Film Reviews

Super Mario Bros.: The Legacy of Hollywood’s First Go At Gaming

This year is a big one for the Super Mario Bros. The 1983 game Mario Bros. turns forty, Universal Studios Hollywood welcomes Super Nintendo World, and Illumination Pictures’ animated film is coming to cinemas. There is another milestone in 2023 though – the thirtieth anniversary of the live action Super Mario Bros. film. Long before Arcane, Sonic the Hedgehog, and The Last of Us were receiving rave reviews, Super Mario Bros. was the first attempt to adapt a game to the big screen. Instead, it laid the foundations for how not to make a video game adaptation!

For years, it has been considered a bad movie, the first of many, many bad game movies. But, is it as bad as people say? Let’s jump into a warp pipe to find out. Or should that be travel across dimensions to Dinohattan?

Bob Hoskins and John Leguizamo play the titular brothers, working as plumbers in Brooklyn. Hoskins and Leguizamo do the best they can as Mario and Luigi, but Hoskins described the film as the worst of his career. So much so that the actors relied on alcohol and drugs to get through production. The film introduced us to their shared surname of “Mario”. Yes, they are called “Mario Mario” and “Luigi Mario”. Guess their parents couldn’t come up with better names.

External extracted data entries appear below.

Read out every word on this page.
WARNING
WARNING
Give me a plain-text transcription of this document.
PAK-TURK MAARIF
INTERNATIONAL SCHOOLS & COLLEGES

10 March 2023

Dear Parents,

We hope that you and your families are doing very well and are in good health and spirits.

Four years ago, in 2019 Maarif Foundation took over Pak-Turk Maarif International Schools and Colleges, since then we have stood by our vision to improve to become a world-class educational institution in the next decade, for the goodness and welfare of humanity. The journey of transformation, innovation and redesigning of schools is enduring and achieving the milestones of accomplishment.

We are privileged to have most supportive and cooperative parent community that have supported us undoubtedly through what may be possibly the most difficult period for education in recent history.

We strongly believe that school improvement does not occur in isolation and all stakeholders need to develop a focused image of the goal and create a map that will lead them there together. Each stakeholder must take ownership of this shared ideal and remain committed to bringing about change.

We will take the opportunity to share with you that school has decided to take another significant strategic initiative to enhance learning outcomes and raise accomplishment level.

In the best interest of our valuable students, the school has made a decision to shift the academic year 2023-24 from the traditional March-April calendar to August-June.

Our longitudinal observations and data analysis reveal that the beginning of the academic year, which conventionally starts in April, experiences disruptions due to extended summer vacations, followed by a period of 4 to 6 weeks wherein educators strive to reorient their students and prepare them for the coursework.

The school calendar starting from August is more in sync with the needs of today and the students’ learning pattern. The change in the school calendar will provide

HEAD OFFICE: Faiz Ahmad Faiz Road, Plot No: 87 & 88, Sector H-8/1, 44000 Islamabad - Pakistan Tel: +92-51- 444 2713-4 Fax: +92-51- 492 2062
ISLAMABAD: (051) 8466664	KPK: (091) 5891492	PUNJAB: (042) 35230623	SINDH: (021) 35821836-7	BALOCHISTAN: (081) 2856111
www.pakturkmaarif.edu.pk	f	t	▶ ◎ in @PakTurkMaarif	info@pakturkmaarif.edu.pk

They meet Daisy (Samantha Mathis), a young palaeontologist who tries to defend a dig site from mafia businessman Anthony Scapelli (Gianni Russo). Luigi falls in love with Daisy, which may surprise some readers, since Daisy – who is an adaptation of Princess Peach – tends to be smitten with Mario. Instead, Mario is dating another woman named Daniella. Daisy is then kidnapped and taken through a portal to Dinohattan, pursued by Mario and Luigi.

Dinohattan is a Blade Runner-esque stand-in for the Mushroom Kingdom, ruled by King Koopa (Dennis Hopper). Koopa and all other Dinohattan residents have evolved from dinosaurs, who were sent to an alternate dimension by the meteorite that historically wiped them out. Daisy happens to be the long lost princess of Dinohattan, carrying a piece of the meteorite which can merge the two worlds together. Koopa himself, based on Bowser, is an evolved Tyrannosaurus Rex, ruling Dinohattan by de-evolving people into Goombas, who resemble leather-clad humanoid dinos instead of frowning mushrooms. His de-evolving guns are Nintendo Super Scopes!

As you might tell, very little of this film sounds like a Mario game. The closest replica are the Bob-ombs. Yoshi appears as a more realistic dinosaur; an impressive puppet for the time. Toad, played by musician Mojo Nixon, is reimagined as a singer, who is later mutated into a Goomba, all of whom are voiced by Frank Welker. Koopa has two minions, Iggy and Spike (Fisher Stevens and Richard Edson), who start off as morons, but later gain intelligent through Koopa’s evolution machines. They are named after one of Bowser’s children, and a recurring enemy.

The most weirdest change was turning the fish boss Big Bertha, into a tough-as-nails seductress played by Francesca P. Roberts. Bertha steals the meteorite, prompting Mario to dance with her in a club and snag the necklace hanging down her front. Even the iconic jumping is reimagined to be possible via rocket-powered jump boots labelled under the “Thwomp” brand line. Not exactly what you would imagine in a Mario movie.

The production can best be described as a tug-o-war between the producers Jake Eberts and Roland Joffé, and directing duo Rocky Morton and Annabel Jenkel. Initially, the group agreed on making a film akin to Ghostbusters as a dark comedy, whilst the originally screenwriters leaned for The Wizard of Oz in terms of tone. A second pair of screenwriters were brought in to change the script to fit the new tone. However, when Disney bought the film’s distribution rights, Eberts and Joffé worried the dark tone would alienate a family audience. So, without telling the directors, cast, or crew, they hired two more writers to pen a third script that matched their new agenda. The directors are said to have responded by burning all the movie’s storyboards outside in the lot.

This clash of tone and scripts led to chaos on-set, with the directors wanting to add new scenes during filming, leaving cast and crew wasting hours for the alterations to be done. Supposedly, Hopper got so furious with the directors, he went on a two-hour tirade on their shoddy filmmaking. Nintendo had given the green light to the film, confident that Mario’s brand was strong enough to be adapted into a successful movie. If only that had been so.

If there is one positive to come out of the movie, it was the impressive production and use of both practical and computer-generated effects. Morton and Jenkel were pioneers of the use of CGI, having created the TV series Max Headroom, which happened to also be set in a satirical, futuristic dystopia. The animatronics and puppetry were very advanced for the time. The film’s greatest technical achievement was using the then new Autodesk Flame software, commonly used nowadays within the industry.

It may come to no one’s surprise that Super Mario Bros. was a box office disappointment. The careers of the directors and producers were obliterated after the film’s release, though they have spoken fondly of their involvement. Mario creator Shigeru Miyamoto spoke positively on the film, who praised the effort put onto it, though lamented its attempts to get “a little too close” to the feel of the games. What movie was he watching?

Super Mario Bros. has developed a bit of a cult status, most notably through the “Super Mario Bros. Archive” founded in 2007. To some, the movie is amongst the worst ever made. In comparison to other video game adaptations that would follow, Super Mario Bros. has aged relatively well. The upcoming animated movie looks particularly enjoyable and faithfully recreates the recognised characters and world of the games. Let’s just hope Chris Pratt, who has been criticized already for his role as Mario, doesn’t come to hate the movie as Bob Hoskins did for his own version.